Вскоре после этого вошёл в большую моду очень изящный атлас огненного цвета[72] для подкладки, и тотчас же один купец принёс нашим кавалерам образчик. Не понравится ли вашей милости (сказал он)? Милорд Клиффорд и сэр Джон Уолтер[73] вчера только взяли себе на подкладку из этого куска; берут нарасхват, и завтра к десяти часам утра у меня не останется даже лоскутка на подушечку для булавок жене. Тут братья снова уткнулись в завещание, находя, что теперешний случай тоже требует прямого предписания, так как подкладка считалась ортодоксальными писателями сущностью кафтана. Долго искали, но ничего не могли найти, кроме коротенького совета отца остерегаться огня[74] и тушить свечи перед отходом ко сну. Совет этот, хотя и очень подходил к делу и сильно укреплял сложившееся у братьев убеждение, всё же не обладал всей категоричностью прямого предписания; тогда, чтобы положить конец дальнейшим сомнениям и устранить в будущем поводы для соблазна, учёный брат заявил следующее: «Помнится, читал я в завещаниях об особых приписках, являющихся их составной частью; всё, что содержится в этих приписках, имеет такую же силу, как и само завещание. И вот, внимательно осмотрев завещание нашего отца, я не могу признать его полным вследствие отсутствия в нём такого рода приписки.
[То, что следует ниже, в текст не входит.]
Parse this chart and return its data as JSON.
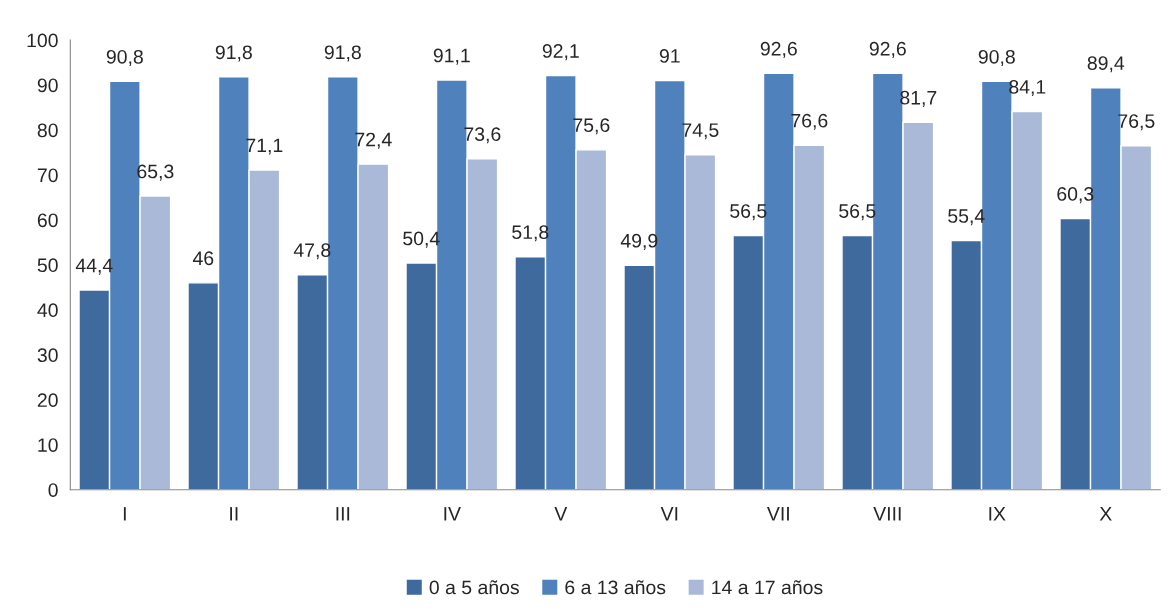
{
  "chart_data": {
    "type": "bar",
    "categories": [
      "I",
      "II",
      "III",
      "IV",
      "V",
      "VI",
      "VII",
      "VIII",
      "IX",
      "X"
    ],
    "series": [
      {
        "name": "0 a 5 años",
        "color": "#3f6a9e",
        "values": [
          44.4,
          46,
          47.8,
          50.4,
          51.8,
          49.9,
          56.5,
          56.5,
          55.4,
          60.3
        ],
        "value_labels": [
          "44,4",
          "46",
          "47,8",
          "50,4",
          "51,8",
          "49,9",
          "56,5",
          "56,5",
          "55,4",
          "60,3"
        ]
      },
      {
        "name": "6 a 13 años",
        "color": "#4f81bd",
        "values": [
          90.8,
          91.8,
          91.8,
          91.1,
          92.1,
          91,
          92.6,
          92.6,
          90.8,
          89.4
        ],
        "value_labels": [
          "90,8",
          "91,8",
          "91,8",
          "91,1",
          "92,1",
          "91",
          "92,6",
          "92,6",
          "90,8",
          "89,4"
        ]
      },
      {
        "name": "14 a 17 años",
        "color": "#aab9d8",
        "values": [
          65.3,
          71.1,
          72.4,
          73.6,
          75.6,
          74.5,
          76.6,
          81.7,
          84.1,
          76.5
        ],
        "value_labels": [
          "65,3",
          "71,1",
          "72,4",
          "73,6",
          "75,6",
          "74,5",
          "76,6",
          "81,7",
          "84,1",
          "76,5"
        ]
      }
    ],
    "ylim": [
      0,
      100
    ],
    "yticks": [
      0,
      10,
      20,
      30,
      40,
      50,
      60,
      70,
      80,
      90,
      100
    ],
    "grid": false,
    "legend": "bottom"
  }
}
Поэтому я и хочу прикрепить её поискуснее в подобающем месте: приписка эта давно у меня, она составлена псарём моего дедушки[75], и в ней, к счастью, очень обстоятельно говорится как раз об атласе огненного цвета». Оба других брата тотчас с ним согласились; кусок старого пергамента по всем правилам искусства был приклеен к завещанию; атлас куплен и пришит к кафтанам в качестве подкладки.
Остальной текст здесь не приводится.